Germany mulls sending NATO troops to Lithuania – defense official
NATO is looking at a number of strategies to boost its presence in Eastern Europe, including sending German troops to Lithuania, according to German media citing a Defense Ministry spokesman.
“There are various models under preliminary discussions and voting in NATO is underway,” the ministry’s spokesman Jens Flosdorff told the DPA news agency. “Decisions will be made this fall at the NATO summit in Warsaw.”
The remark confirmed Thursday’s reports that the country’s military was ready for a broader engagement to protect NATO’s eastern frontiers. The military alliance is to meet in the Polish capital Warsaw in July. The 28 member states are expected to agree on a roadmap to enhance combat readiness in Eastern Europe amid what NATO Secretary General Jens Stoltenberg has described as a challenging regional security situation.
Der Spiegel reports that German armed forces may send some 1,000 soldiers to take part in the NATO mission in Lithuania if the alliance's members approve the plan.
In March, Lithuanian Foreign Minister Linas Linkevicius said he hoped Germany would support the need to increase NATO's military presence in the Baltic States. He urged NATO not to rush to get back to normal dialogue with Russia as long as Moscow does not change its “aggressive policy.” NATO suspended all military cooperation with Moscow in the aftermath of Crimea’s accession to Russia.

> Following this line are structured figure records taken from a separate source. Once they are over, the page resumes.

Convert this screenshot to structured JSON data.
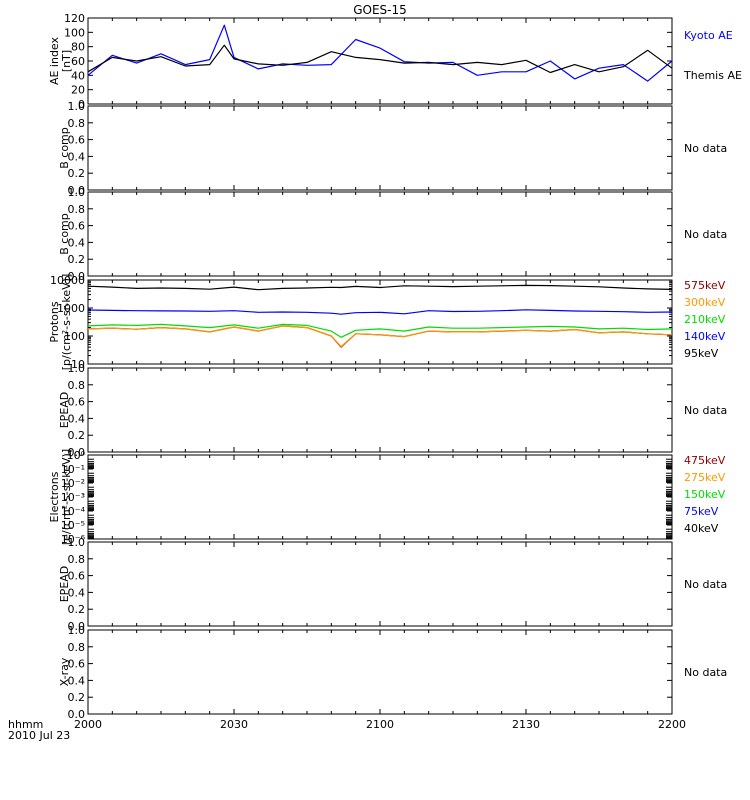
{
  "title": "GOES-15",
  "time_axis": {
    "ticks": [
      "2000",
      "2030",
      "2100",
      "2130",
      "2200"
    ],
    "unit_label": "hhmm",
    "date_label": "2010 Jul 23"
  },
  "chart_data": [
    {
      "type": "line",
      "panel": "ae_index",
      "ylabel": [
        "AE index",
        "[nT]"
      ],
      "ylim": [
        0,
        120
      ],
      "yticks": [
        "0",
        "20",
        "40",
        "60",
        "80",
        "100",
        "120"
      ],
      "x": [
        "2000",
        "2005",
        "2010",
        "2015",
        "2020",
        "2025",
        "2028",
        "2030",
        "2035",
        "2040",
        "2045",
        "2050",
        "2055",
        "2100",
        "2105",
        "2110",
        "2115",
        "2120",
        "2125",
        "2130",
        "2135",
        "2140",
        "2145",
        "2150",
        "2155",
        "2200"
      ],
      "series": [
        {
          "name": "Kyoto AE",
          "color": "#0000ff",
          "values": [
            40,
            68,
            57,
            70,
            55,
            62,
            110,
            65,
            49,
            56,
            54,
            55,
            90,
            78,
            59,
            57,
            58,
            40,
            45,
            45,
            60,
            35,
            50,
            55,
            32,
            60
          ]
        },
        {
          "name": "Themis AE",
          "color": "#000000",
          "values": [
            45,
            65,
            60,
            66,
            53,
            55,
            82,
            63,
            56,
            54,
            58,
            73,
            65,
            62,
            57,
            58,
            55,
            58,
            55,
            61,
            44,
            55,
            45,
            52,
            75,
            50
          ]
        }
      ]
    },
    {
      "type": "line",
      "panel": "b_comp_1",
      "ylabel": [
        "B comp"
      ],
      "ylim": [
        0,
        1
      ],
      "yticks": [
        "0.0",
        "0.2",
        "0.4",
        "0.6",
        "0.8",
        "1.0"
      ],
      "note": "No data",
      "series": []
    },
    {
      "type": "line",
      "panel": "b_comp_2",
      "ylabel": [
        "B comp"
      ],
      "ylim": [
        0,
        1
      ],
      "yticks": [
        "0.0",
        "0.2",
        "0.4",
        "0.6",
        "0.8",
        "1.0"
      ],
      "note": "No data",
      "series": []
    },
    {
      "type": "line",
      "panel": "protons",
      "log_scale": true,
      "ylabel": [
        "Protons",
        "[p/(cm²-s-sr-keV)]"
      ],
      "ylim": [
        10,
        10000
      ],
      "yticks": [
        "10",
        "100",
        "1000",
        "10000"
      ],
      "x": [
        "2000",
        "2005",
        "2010",
        "2015",
        "2020",
        "2025",
        "2030",
        "2035",
        "2040",
        "2045",
        "2050",
        "2052",
        "2055",
        "2100",
        "2105",
        "2110",
        "2115",
        "2120",
        "2125",
        "2130",
        "2135",
        "2140",
        "2145",
        "2150",
        "2155",
        "2200"
      ],
      "series": [
        {
          "name": "575keV",
          "color": "#8b0000",
          "values": [
            180,
            190,
            175,
            200,
            180,
            140,
            210,
            150,
            230,
            200,
            100,
            40,
            120,
            110,
            95,
            150,
            140,
            140,
            150,
            160,
            150,
            170,
            130,
            140,
            120,
            110
          ]
        },
        {
          "name": "300keV",
          "color": "#ff9900",
          "values": [
            180,
            190,
            175,
            200,
            180,
            140,
            210,
            150,
            230,
            200,
            100,
            42,
            120,
            110,
            95,
            150,
            140,
            140,
            150,
            160,
            150,
            170,
            130,
            140,
            120,
            110
          ]
        },
        {
          "name": "210keV",
          "color": "#00dd00",
          "values": [
            230,
            250,
            240,
            260,
            230,
            200,
            250,
            190,
            260,
            240,
            150,
            90,
            160,
            180,
            150,
            210,
            190,
            190,
            200,
            210,
            220,
            210,
            180,
            190,
            170,
            180
          ]
        },
        {
          "name": "140keV",
          "color": "#0000ff",
          "values": [
            850,
            820,
            800,
            790,
            780,
            760,
            800,
            700,
            720,
            700,
            650,
            600,
            680,
            700,
            620,
            800,
            750,
            760,
            800,
            860,
            820,
            780,
            760,
            740,
            700,
            720
          ]
        },
        {
          "name": "95keV",
          "color": "#000000",
          "values": [
            6000,
            5600,
            5000,
            5200,
            5000,
            4700,
            5600,
            4500,
            5000,
            5200,
            5500,
            5400,
            5900,
            5400,
            6200,
            6000,
            5800,
            6000,
            6200,
            6400,
            6300,
            6000,
            5700,
            5200,
            4800,
            4600
          ]
        }
      ]
    },
    {
      "type": "line",
      "panel": "epead_1",
      "ylabel": [
        "EPEAD"
      ],
      "ylim": [
        0,
        1
      ],
      "yticks": [
        "0.0",
        "0.2",
        "0.4",
        "0.6",
        "0.8",
        "1.0"
      ],
      "note": "No data",
      "series": []
    },
    {
      "type": "line",
      "panel": "electrons",
      "log_scale": true,
      "ylabel": [
        "Electrons",
        "[e/(cm²-s-sr-keV)]"
      ],
      "ylim": [
        1e-06,
        1
      ],
      "yticks": [
        "10⁰",
        "10⁻¹",
        "10⁻²",
        "10⁻³",
        "10⁻⁴",
        "10⁻⁵",
        "10⁻⁶"
      ],
      "series": [
        {
          "name": "475keV",
          "color": "#8b0000",
          "values": []
        },
        {
          "name": "275keV",
          "color": "#ff9900",
          "values": []
        },
        {
          "name": "150keV",
          "color": "#00dd00",
          "values": []
        },
        {
          "name": "75keV",
          "color": "#0000ff",
          "values": []
        },
        {
          "name": "40keV",
          "color": "#000000",
          "values": []
        }
      ]
    },
    {
      "type": "line",
      "panel": "epead_2",
      "ylabel": [
        "EPEAD"
      ],
      "ylim": [
        0,
        1
      ],
      "yticks": [
        "0.0",
        "0.2",
        "0.4",
        "0.6",
        "0.8",
        "1.0"
      ],
      "note": "No data",
      "series": []
    },
    {
      "type": "line",
      "panel": "xray",
      "ylabel": [
        "X-ray"
      ],
      "ylim": [
        0,
        1
      ],
      "yticks": [
        "0.0",
        "0.2",
        "0.4",
        "0.6",
        "0.8",
        "1.0"
      ],
      "note": "No data",
      "series": []
    }
  ]
}
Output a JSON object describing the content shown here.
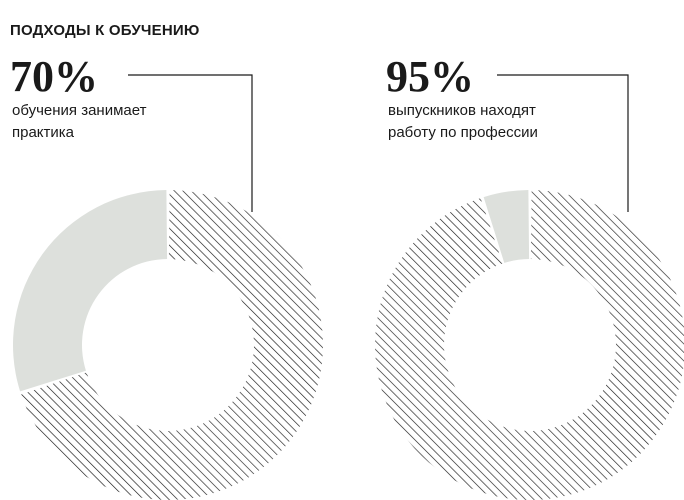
{
  "heading": "ПОДХОДЫ К ОБУЧЕНИЮ",
  "colors": {
    "hatch": "#1a1a1a",
    "rest": "#dde0dc",
    "leader": "#1a1a1a"
  },
  "chart_data": [
    {
      "type": "pie",
      "donut": true,
      "big_value": "70%",
      "caption_line1": "обучения занимает",
      "caption_line2": "практика",
      "slices": [
        {
          "value": 70,
          "fill": "hatch"
        },
        {
          "value": 30,
          "fill": "rest"
        }
      ]
    },
    {
      "type": "pie",
      "donut": true,
      "big_value": "95%",
      "caption_line1": "выпускников находят",
      "caption_line2": "работу по профессии",
      "slices": [
        {
          "value": 95,
          "fill": "hatch"
        },
        {
          "value": 5,
          "fill": "rest"
        }
      ]
    }
  ]
}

According to Linkevicius’ comments made for the American newspaper Politico, a true partnership between Russia and NATO can only be restored if Moscow takes steps to withdraw its troops from Ukraine and ceases to carry out military exercises and military aircraft flights in the Baltic Sea.
Russia’s Foreign Minister Sergei Lavrov singled out Lithuania as the “most aggressive, Russo-phobic country” within NATO, adding it is pushing the alliance in an “anti-Russian direction.”

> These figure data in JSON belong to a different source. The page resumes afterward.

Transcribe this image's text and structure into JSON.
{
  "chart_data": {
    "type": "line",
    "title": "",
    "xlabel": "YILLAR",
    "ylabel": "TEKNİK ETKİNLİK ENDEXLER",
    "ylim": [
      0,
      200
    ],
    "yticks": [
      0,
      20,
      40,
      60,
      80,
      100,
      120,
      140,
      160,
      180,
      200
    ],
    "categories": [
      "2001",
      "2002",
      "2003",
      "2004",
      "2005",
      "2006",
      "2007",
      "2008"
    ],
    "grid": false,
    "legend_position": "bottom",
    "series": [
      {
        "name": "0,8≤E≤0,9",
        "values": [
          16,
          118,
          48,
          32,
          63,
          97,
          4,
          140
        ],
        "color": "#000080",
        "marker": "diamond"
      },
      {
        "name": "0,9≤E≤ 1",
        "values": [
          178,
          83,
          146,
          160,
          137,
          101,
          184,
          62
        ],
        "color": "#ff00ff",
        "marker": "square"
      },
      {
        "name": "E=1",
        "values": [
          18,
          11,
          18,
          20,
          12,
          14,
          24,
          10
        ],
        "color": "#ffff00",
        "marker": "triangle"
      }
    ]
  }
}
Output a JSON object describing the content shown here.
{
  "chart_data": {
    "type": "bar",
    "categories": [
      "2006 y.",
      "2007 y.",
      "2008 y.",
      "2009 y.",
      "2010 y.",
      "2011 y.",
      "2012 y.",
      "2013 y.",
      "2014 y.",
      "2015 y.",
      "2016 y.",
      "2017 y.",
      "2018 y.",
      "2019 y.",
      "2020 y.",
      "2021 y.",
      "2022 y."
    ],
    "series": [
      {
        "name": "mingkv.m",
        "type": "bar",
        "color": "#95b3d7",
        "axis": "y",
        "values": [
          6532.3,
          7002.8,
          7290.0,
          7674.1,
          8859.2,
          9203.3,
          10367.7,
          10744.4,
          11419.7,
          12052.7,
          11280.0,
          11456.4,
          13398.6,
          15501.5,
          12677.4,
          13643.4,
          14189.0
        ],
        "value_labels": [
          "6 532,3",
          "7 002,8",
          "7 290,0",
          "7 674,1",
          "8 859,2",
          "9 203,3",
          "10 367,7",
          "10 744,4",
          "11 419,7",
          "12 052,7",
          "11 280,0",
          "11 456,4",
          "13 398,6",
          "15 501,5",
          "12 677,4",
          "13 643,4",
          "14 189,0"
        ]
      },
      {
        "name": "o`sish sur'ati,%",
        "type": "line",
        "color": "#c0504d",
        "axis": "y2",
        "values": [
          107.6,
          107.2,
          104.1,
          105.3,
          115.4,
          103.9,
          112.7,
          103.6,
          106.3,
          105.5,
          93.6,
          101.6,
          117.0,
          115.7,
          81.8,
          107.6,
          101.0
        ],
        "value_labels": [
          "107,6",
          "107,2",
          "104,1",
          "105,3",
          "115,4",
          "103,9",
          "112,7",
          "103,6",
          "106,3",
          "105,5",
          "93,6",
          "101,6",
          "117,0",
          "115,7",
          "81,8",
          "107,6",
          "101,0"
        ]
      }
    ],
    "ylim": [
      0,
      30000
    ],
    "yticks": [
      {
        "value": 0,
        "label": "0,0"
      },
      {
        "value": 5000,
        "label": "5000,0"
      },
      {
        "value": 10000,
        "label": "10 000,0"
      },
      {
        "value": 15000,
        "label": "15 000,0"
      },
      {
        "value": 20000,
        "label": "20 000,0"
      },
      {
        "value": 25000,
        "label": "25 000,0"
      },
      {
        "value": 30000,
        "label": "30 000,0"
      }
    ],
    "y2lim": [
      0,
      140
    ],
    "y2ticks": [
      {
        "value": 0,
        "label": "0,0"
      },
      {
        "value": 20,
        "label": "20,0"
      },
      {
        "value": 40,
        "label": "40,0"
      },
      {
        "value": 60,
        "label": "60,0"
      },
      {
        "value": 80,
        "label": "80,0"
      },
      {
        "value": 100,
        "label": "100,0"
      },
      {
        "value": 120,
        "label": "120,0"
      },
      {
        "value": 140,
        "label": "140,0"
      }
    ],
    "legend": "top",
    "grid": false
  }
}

“After they [the Baltic nations] became free - the way they perceive it - and independent, after they proclaimed all the decisions concerning their sovereignty, they began to strive for NATO membership,” Lavrov said in an interview published Friday in the Swedish Dagens Nyheter newspaper.

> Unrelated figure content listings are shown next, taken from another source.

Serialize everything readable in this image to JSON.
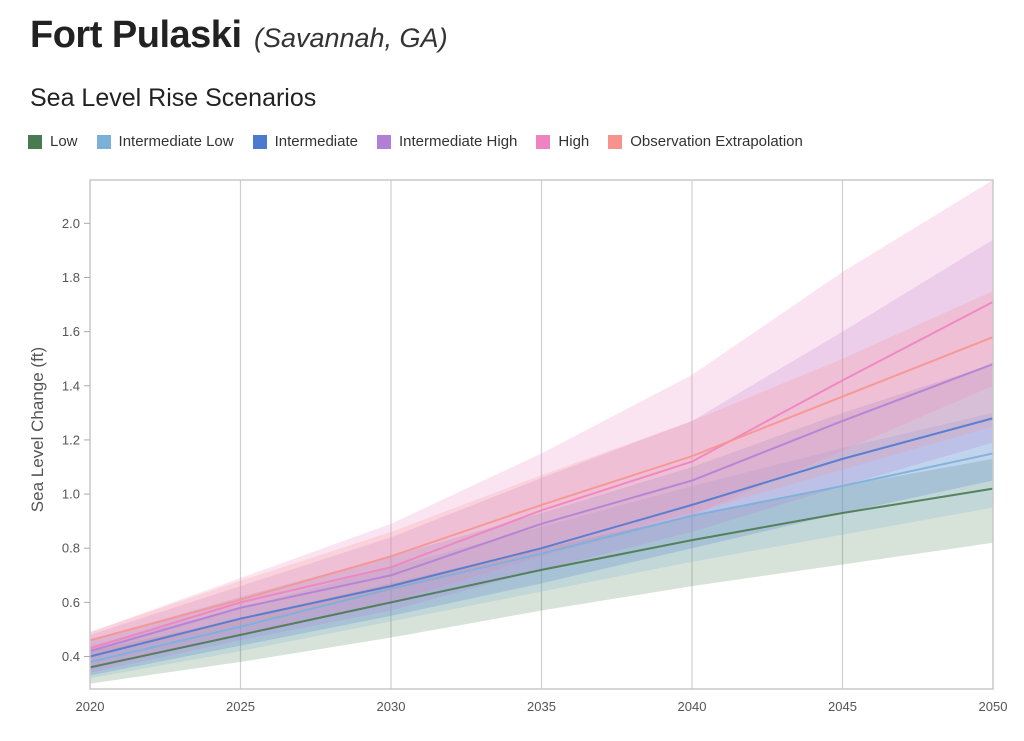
{
  "header": {
    "title": "Fort Pulaski",
    "location": "(Savannah, GA)",
    "subtitle": "Sea Level Rise Scenarios"
  },
  "chart_data": {
    "type": "area",
    "title": "Sea Level Rise Scenarios",
    "xlabel": "",
    "ylabel": "Sea Level Change (ft)",
    "xlim": [
      2020,
      2050
    ],
    "ylim": [
      0.28,
      2.16
    ],
    "x_ticks": [
      2020,
      2025,
      2030,
      2035,
      2040,
      2045,
      2050
    ],
    "x_tick_labels": [
      "2020",
      "2025",
      "2030",
      "2035",
      "2040",
      "2045",
      "2050"
    ],
    "y_ticks": [
      0.4,
      0.6,
      0.8,
      1.0,
      1.2,
      1.4,
      1.6,
      1.8,
      2.0
    ],
    "y_tick_labels": [
      "0.4",
      "0.6",
      "0.8",
      "1.0",
      "1.2",
      "1.4",
      "1.6",
      "1.8",
      "2.0"
    ],
    "grid": "vertical",
    "legend_position": "top-left",
    "x": [
      2020,
      2025,
      2030,
      2035,
      2040,
      2045,
      2050
    ],
    "series": [
      {
        "name": "Low",
        "color": "#4a7a4f",
        "values": [
          0.36,
          0.48,
          0.6,
          0.72,
          0.83,
          0.93,
          1.02
        ],
        "lower": [
          0.3,
          0.38,
          0.47,
          0.57,
          0.66,
          0.74,
          0.82
        ],
        "upper": [
          0.42,
          0.54,
          0.67,
          0.8,
          0.92,
          1.03,
          1.13
        ]
      },
      {
        "name": "Intermediate Low",
        "color": "#7bb0d8",
        "values": [
          0.38,
          0.51,
          0.65,
          0.78,
          0.92,
          1.03,
          1.15
        ],
        "lower": [
          0.32,
          0.42,
          0.53,
          0.64,
          0.75,
          0.85,
          0.95
        ],
        "upper": [
          0.44,
          0.58,
          0.73,
          0.88,
          1.03,
          1.17,
          1.3
        ]
      },
      {
        "name": "Intermediate",
        "color": "#4d7ad1",
        "values": [
          0.4,
          0.54,
          0.66,
          0.8,
          0.96,
          1.13,
          1.28
        ],
        "lower": [
          0.33,
          0.44,
          0.55,
          0.67,
          0.8,
          0.93,
          1.05
        ],
        "upper": [
          0.46,
          0.62,
          0.77,
          0.93,
          1.1,
          1.3,
          1.48
        ]
      },
      {
        "name": "Intermediate High",
        "color": "#b27fd6",
        "values": [
          0.42,
          0.58,
          0.7,
          0.89,
          1.05,
          1.27,
          1.48
        ],
        "lower": [
          0.34,
          0.46,
          0.57,
          0.72,
          0.86,
          1.03,
          1.19
        ],
        "upper": [
          0.48,
          0.66,
          0.84,
          1.06,
          1.27,
          1.6,
          1.94
        ]
      },
      {
        "name": "High",
        "color": "#ef82c0",
        "values": [
          0.43,
          0.6,
          0.73,
          0.94,
          1.12,
          1.42,
          1.71
        ],
        "lower": [
          0.35,
          0.48,
          0.6,
          0.77,
          0.92,
          1.16,
          1.4
        ],
        "upper": [
          0.49,
          0.69,
          0.89,
          1.15,
          1.44,
          1.82,
          2.16
        ]
      },
      {
        "name": "Observation Extrapolation",
        "color": "#f7938f",
        "values": [
          0.46,
          0.61,
          0.77,
          0.96,
          1.14,
          1.36,
          1.58
        ],
        "lower": [
          0.4,
          0.52,
          0.64,
          0.79,
          0.93,
          1.09,
          1.25
        ],
        "upper": [
          0.49,
          0.68,
          0.86,
          1.07,
          1.27,
          1.5,
          1.75
        ]
      }
    ]
  }
}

“Moscow didn't make a single attempt to pull them back, to say nothing of using force against them […] they were admitted to NATO but failed to develop any kind of tranquility and this particularly concerns Lithuania. It now makes up the most aggressive and Russo-phobic kernel within NATO,” he said.
Anti-Russian rhetoric, however, does not sit well with citizens of NATO member-states. As a recent Pew Research Center poll revealed, majorities in such NATO states as Germany (56 percent), Italy (51 percent) and France (53 percent) oppose the idea of protecting the Baltic States from a “military threat” allegedly posed by Russia. According to the poll, some 58 percent of Germans surveyed do not deem Russia a threat to their country, with 49 percent firmly against the idea of permanent deployment of NATO forces in Poland or any of the Baltic States.
Last week, permanent envoys from Russia and NATO member states met for the first time in two years. The meeting failed to yield any significant results due to “profound and persistent disagreements” on a number of geopolitical issues.
NATO has been increasing its military presence in Eastern Europe and the Black Sea since the Ukrainian crisis began in 2014, in response to what it considers Russia's aggression. Moscow has repeatedly dismissed accusations related to Ukraine, at the same time stressing that increased NATO activities near Russian borders could undermine both regional and global stability.